A publication that encapsulates T. V. Santhosh’s recent practice

A document, entitled ‘Blood and Spit’ by The Guild and Jack Shainman Gallery (148 pages with over 85 color plates) includes essays by Shaheen Merali, Brigitte Ulmer, Alexander Keefe and Santhosh S. encapsulates T. V. Santhosh’s practice. The volume covers the artist’s works from 2007 to 2009, encompassing works from four of his solos – Blood and Spit, Living with a Wound, A Room to Pray and Countdown.

His exploration demonstrates a reality on the verge of explosion as if time had been stopped. Simultaneously, the work is profoundly human and cerebral. Although the paintings are extremely current, they have become universal as we live with an over saturation of imagery and rapid exchanges of ideas. People of all contexts and backgrounds can relate to their pictorial approach.

T.V. Santhosh’s works have been exhibited at many international art galleries and museums.
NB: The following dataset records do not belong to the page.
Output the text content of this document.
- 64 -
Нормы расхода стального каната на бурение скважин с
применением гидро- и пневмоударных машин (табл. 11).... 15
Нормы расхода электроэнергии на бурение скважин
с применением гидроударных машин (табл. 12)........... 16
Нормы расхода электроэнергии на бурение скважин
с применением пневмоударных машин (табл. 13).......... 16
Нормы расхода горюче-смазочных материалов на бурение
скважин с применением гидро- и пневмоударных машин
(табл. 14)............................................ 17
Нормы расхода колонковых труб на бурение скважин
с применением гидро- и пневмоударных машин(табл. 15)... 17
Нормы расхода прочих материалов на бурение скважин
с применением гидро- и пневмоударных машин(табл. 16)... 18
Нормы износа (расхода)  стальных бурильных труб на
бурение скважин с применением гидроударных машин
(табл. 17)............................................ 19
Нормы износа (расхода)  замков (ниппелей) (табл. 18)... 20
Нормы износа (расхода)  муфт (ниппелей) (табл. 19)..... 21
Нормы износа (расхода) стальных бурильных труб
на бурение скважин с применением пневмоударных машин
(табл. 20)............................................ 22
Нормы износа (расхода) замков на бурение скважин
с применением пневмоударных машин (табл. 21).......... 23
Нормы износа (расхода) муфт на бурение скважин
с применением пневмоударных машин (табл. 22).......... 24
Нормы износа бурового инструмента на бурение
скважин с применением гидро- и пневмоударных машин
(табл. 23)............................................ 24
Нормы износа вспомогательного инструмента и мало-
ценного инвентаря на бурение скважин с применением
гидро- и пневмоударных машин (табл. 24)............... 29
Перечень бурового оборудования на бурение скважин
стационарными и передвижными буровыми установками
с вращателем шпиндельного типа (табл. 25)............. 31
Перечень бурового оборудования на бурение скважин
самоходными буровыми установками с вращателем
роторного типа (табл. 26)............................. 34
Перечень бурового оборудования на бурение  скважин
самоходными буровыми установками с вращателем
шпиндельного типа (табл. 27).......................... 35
Some of his prominent museum shows are Dark Materials curated by David Thorp, India Xianzai, MOCA, Shanghai, China, Passage to India, Part II: New Indian Art from the Frank Cohen Collection, at Initial Access, Wolverhampton, UK and Continuity and Transformation, Museum show, by Provincia di Milano Italy.

While his work is conceptually based, Santhosh’s use of deeply saturated color and fluid edges bring the viewer to an elevated state of mind and adds an unnerving quality to the paintings. The tightness of the frame and forcibly close vantage point harkens back to the film noir genre bringing the viewer to a reflective state. His images depict chaos and paranoia relating to current media coverage of contemporary events.

His sharply focused images and art practice are adept ‘borrowings’ from today’s electronic and print media and at times, the paintings of western masters. He initiates a dialogue between known historical images and their contemporary correlates by deftly effecting a curious cinematic blending of fact and fiction. For instance, his series of works at Nature Morte in 2011 in collaboration with The Guild was an intense outcome of preoccupation with the of war images – its on-going and changing nature, memory and perception. These are powerful works that set us thinking about the global scenario and our perception of it.